# Knowledge Editing Benchmark Evaluation

This notebook performs benchmark evaluation for knowledge editing tasks using CounterFact dataset.

## Algorithms Supported
- ICL (In-Context Learning)
- ROME (WIP)
- MEMIT (WIP)
- Fine-tuning (WIP)


## 1. Setup and Imports


In [1]:
import os
import sys
import json
import time
import random
import torch
from transformers import AutoModelForCausalLM, AutoTokenizer
from datasets import load_dataset

# Add frontend directory to path to import evaluation modules
frontend_dir = os.path.join(os.path.dirname(os.getcwd()), 'frontend')
if os.path.exists(frontend_dir):
    sys.path.insert(0, frontend_dir)
else:
    # If running from root directory
    sys.path.insert(0, 'frontend')

from eval import CounterfactEvaluator, generate_text
from algorithms.icl import ICLAlgorithm




## 2. Configuration


In [2]:
# Model Configuration
MODEL_NAME = "google/gemma-2-2b"  # Change to your desired model
CUDA_VISIBLE_DEVICES = "0"  # GPU device(s) to use

# Generation Parameters
MAX_NEW_TOKENS = 15
TEMPERATURE = 0.7
BATCH_SIZE = 16

# Dataset Configuration
DATASET_NAME = "counterfact"  # Options: counterfact, mquake-cf, wikiupdate
USE_SUBSAMPLING = True  # Use subset of data for faster evaluation
SUBSAMPLING_SIZE = 10  # Number of samples to evaluate
SUBSAMPLING_SEED = 42  # Random seed for subsampling

# Algorithm
ALGORITHM = "icl"  # Options: icl, rome, memit, ft


## 3. Load Model


In [3]:
# Set CUDA devices
os.environ['CUDA_VISIBLE_DEVICES'] = CUDA_VISIBLE_DEVICES

print(f"Loading model: {MODEL_NAME}")
print(f"CUDA_VISIBLE_DEVICES: {os.environ.get('CUDA_VISIBLE_DEVICES', 'Not set')}")

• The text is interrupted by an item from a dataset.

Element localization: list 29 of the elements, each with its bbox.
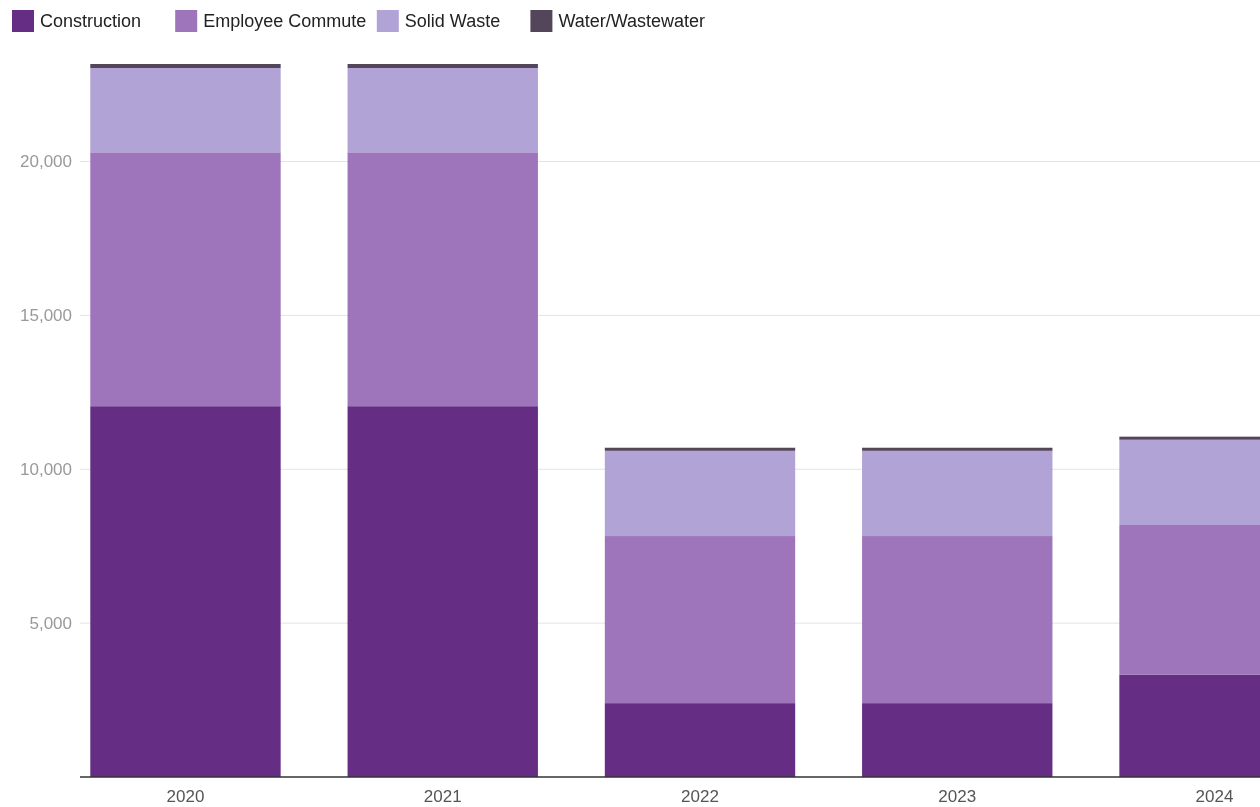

device = "cuda" if torch.cuda.is_available() else "cpu"
print(f"Using device: {device}")

# Load model and tokenizer
tokenizer = AutoTokenizer.from_pretrained(MODEL_NAME, trust_remote_code=True)
model = AutoModelForCausalLM.from_pretrained(
    MODEL_NAME,
    torch_dtype=torch.float16,
    device_map="auto",
    trust_remote_code=True
)

print(f"Model loaded successfully on device: {device}")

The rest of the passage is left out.